What the science says
While shaking hands was discouraged a year ago, there is much more data on how Covid-19 is spread. Early in the pandemic, health experts urged Americans to wipe down surfaces as researchers said the coronavirus could live on plastic and stainless steel for up to three days.
After further research, the US Centers for Disease Control and Prevention now says ingesting airborne droplets is one of the main ways the virus is spread.
This is good and bad news for the handshake, one expert says.
Dr. William Schaffner, an infectious diseases expert and a professor at Vanderbilt University School of Medicine, says he would have no hesitation shaking hands with someone who is vaccinated. However, if he is meeting someone without knowing their vaccination status, he wouldn’t shake their hand.
But that’s not because of the physical contact.
“I think the real risk from hand shaking is coming so close to another person,” Schaffner says. “If you’re shaking hands, you’re usually really quite close to someone, at least momentarily, and you’re likely to be close to that person in conversation for a period of time.”
While greeting strangers will likely become less stressful as more people get vaccinated, Schaffner says that good hand hygiene can help mitigate any lingering risk.

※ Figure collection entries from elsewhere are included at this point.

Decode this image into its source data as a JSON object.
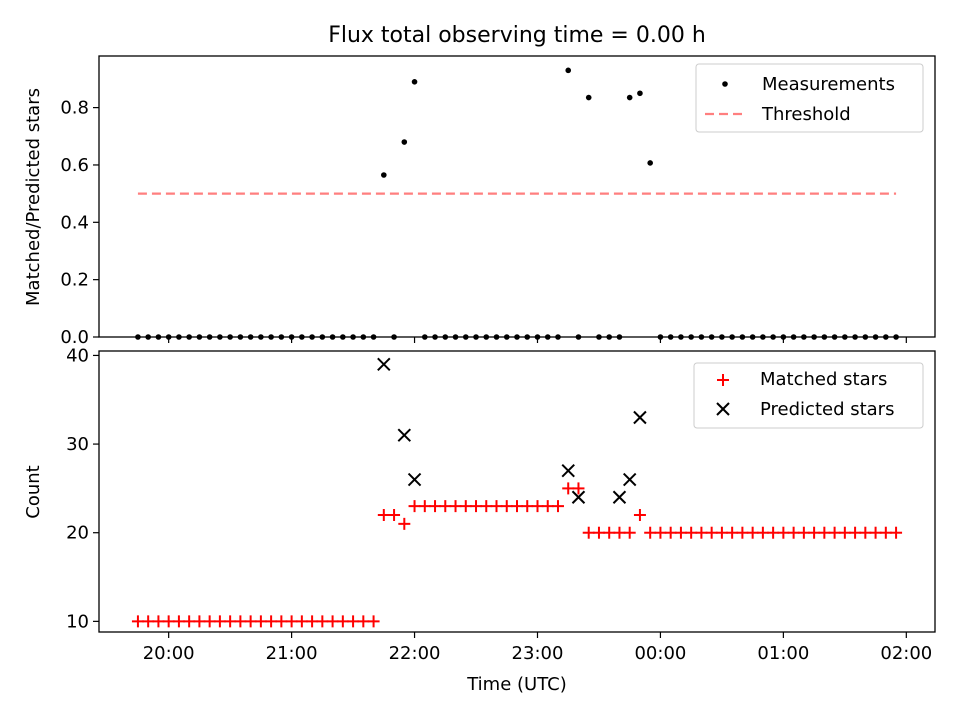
{
  "figure_title": "Flux total observing time = 0.00 h",
  "chart_data": [
    {
      "type": "scatter",
      "title": "Flux total observing time = 0.00 h",
      "xlabel": "",
      "ylabel": "Matched/Predicted stars",
      "xlim": [
        "19:26",
        "02:14"
      ],
      "ylim": [
        0,
        0.98
      ],
      "yticks": [
        "0.0",
        "0.2",
        "0.4",
        "0.6",
        "0.8"
      ],
      "grid": false,
      "legend": "top-right",
      "series": [
        {
          "name": "Measurements",
          "marker": "dot",
          "color": "#000000",
          "x": [
            "19:45",
            "19:50",
            "19:55",
            "20:00",
            "20:05",
            "20:10",
            "20:15",
            "20:20",
            "20:25",
            "20:30",
            "20:35",
            "20:40",
            "20:45",
            "20:50",
            "20:55",
            "21:00",
            "21:05",
            "21:10",
            "21:15",
            "21:20",
            "21:25",
            "21:30",
            "21:35",
            "21:40",
            "21:45",
            "21:50",
            "21:55",
            "22:00",
            "22:05",
            "22:10",
            "22:15",
            "22:20",
            "22:25",
            "22:30",
            "22:35",
            "22:40",
            "22:45",
            "22:50",
            "22:55",
            "23:00",
            "23:05",
            "23:10",
            "23:15",
            "23:20",
            "23:25",
            "23:30",
            "23:35",
            "23:40",
            "23:45",
            "23:50",
            "23:55",
            "00:00",
            "00:05",
            "00:10",
            "00:15",
            "00:20",
            "00:25",
            "00:30",
            "00:35",
            "00:40",
            "00:45",
            "00:50",
            "00:55",
            "01:00",
            "01:05",
            "01:10",
            "01:15",
            "01:20",
            "01:25",
            "01:30",
            "01:35",
            "01:40",
            "01:45",
            "01:50",
            "01:55"
          ],
          "y": [
            0,
            0,
            0,
            0,
            0,
            0,
            0,
            0,
            0,
            0,
            0,
            0,
            0,
            0,
            0,
            0,
            0,
            0,
            0,
            0,
            0,
            0,
            0,
            0,
            0.565,
            0,
            0.68,
            0.89,
            0,
            0,
            0,
            0,
            0,
            0,
            0,
            0,
            0,
            0,
            0,
            0,
            0,
            0,
            0.93,
            0,
            0.835,
            0,
            0,
            0,
            0.835,
            0.85,
            0.607,
            0,
            0,
            0,
            0,
            0,
            0,
            0,
            0,
            0,
            0,
            0,
            0,
            0,
            0,
            0,
            0,
            0,
            0,
            0,
            0,
            0,
            0,
            0,
            0
          ]
        },
        {
          "name": "Threshold",
          "style": "dashed",
          "color": "#ff7f7f",
          "x": [
            "19:45",
            "01:55"
          ],
          "y": [
            0.5,
            0.5
          ]
        }
      ]
    },
    {
      "type": "scatter",
      "title": "",
      "xlabel": "Time (UTC)",
      "ylabel": "Count",
      "xlim": [
        "19:26",
        "02:14"
      ],
      "ylim": [
        8.8,
        40.5
      ],
      "yticks": [
        "10",
        "20",
        "30",
        "40"
      ],
      "xticks": [
        "20:00",
        "21:00",
        "22:00",
        "23:00",
        "00:00",
        "01:00",
        "02:00"
      ],
      "grid": false,
      "legend": "top-right",
      "series": [
        {
          "name": "Matched stars",
          "marker": "plus",
          "color": "#ff0000",
          "x": [
            "19:45",
            "19:50",
            "19:55",
            "20:00",
            "20:05",
            "20:10",
            "20:15",
            "20:20",
            "20:25",
            "20:30",
            "20:35",
            "20:40",
            "20:45",
            "20:50",
            "20:55",
            "21:00",
            "21:05",
            "21:10",
            "21:15",
            "21:20",
            "21:25",
            "21:30",
            "21:35",
            "21:40",
            "21:45",
            "21:50",
            "21:55",
            "22:00",
            "22:05",
            "22:10",
            "22:15",
            "22:20",
            "22:25",
            "22:30",
            "22:35",
            "22:40",
            "22:45",
            "22:50",
            "22:55",
            "23:00",
            "23:05",
            "23:10",
            "23:15",
            "23:20",
            "23:25",
            "23:30",
            "23:35",
            "23:40",
            "23:45",
            "23:50",
            "23:55",
            "00:00",
            "00:05",
            "00:10",
            "00:15",
            "00:20",
            "00:25",
            "00:30",
            "00:35",
            "00:40",
            "00:45",
            "00:50",
            "00:55",
            "01:00",
            "01:05",
            "01:10",
            "01:15",
            "01:20",
            "01:25",
            "01:30",
            "01:35",
            "01:40",
            "01:45",
            "01:50",
            "01:55"
          ],
          "y": [
            10,
            10,
            10,
            10,
            10,
            10,
            10,
            10,
            10,
            10,
            10,
            10,
            10,
            10,
            10,
            10,
            10,
            10,
            10,
            10,
            10,
            10,
            10,
            10,
            22,
            22,
            21,
            23,
            23,
            23,
            23,
            23,
            23,
            23,
            23,
            23,
            23,
            23,
            23,
            23,
            23,
            23,
            25,
            25,
            20,
            20,
            20,
            20,
            20,
            22,
            20,
            20,
            20,
            20,
            20,
            20,
            20,
            20,
            20,
            20,
            20,
            20,
            20,
            20,
            20,
            20,
            20,
            20,
            20,
            20,
            20,
            20,
            20,
            20,
            20
          ]
        },
        {
          "name": "Predicted stars",
          "marker": "x",
          "color": "#000000",
          "x": [
            "21:45",
            "21:55",
            "22:00",
            "23:15",
            "23:20",
            "23:40",
            "23:45",
            "23:50"
          ],
          "y": [
            39,
            31,
            26,
            27,
            24,
            24,
            26,
            33
          ]
        }
      ]
    }
  ]
}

And for those who aren’t comfortable extending a hand in greeting, there’s always the elbow bump – even though some people, like Woods, don’t think it’s a great long-term option.
“I just don’t think it’s good for our society or for people’s psyche. I think the embrace and the handshake are important,” he says. “But that’s just me, and I respect those who feel differently. If someone wants to elbow bump, then I give them the cheerful elbow bump.”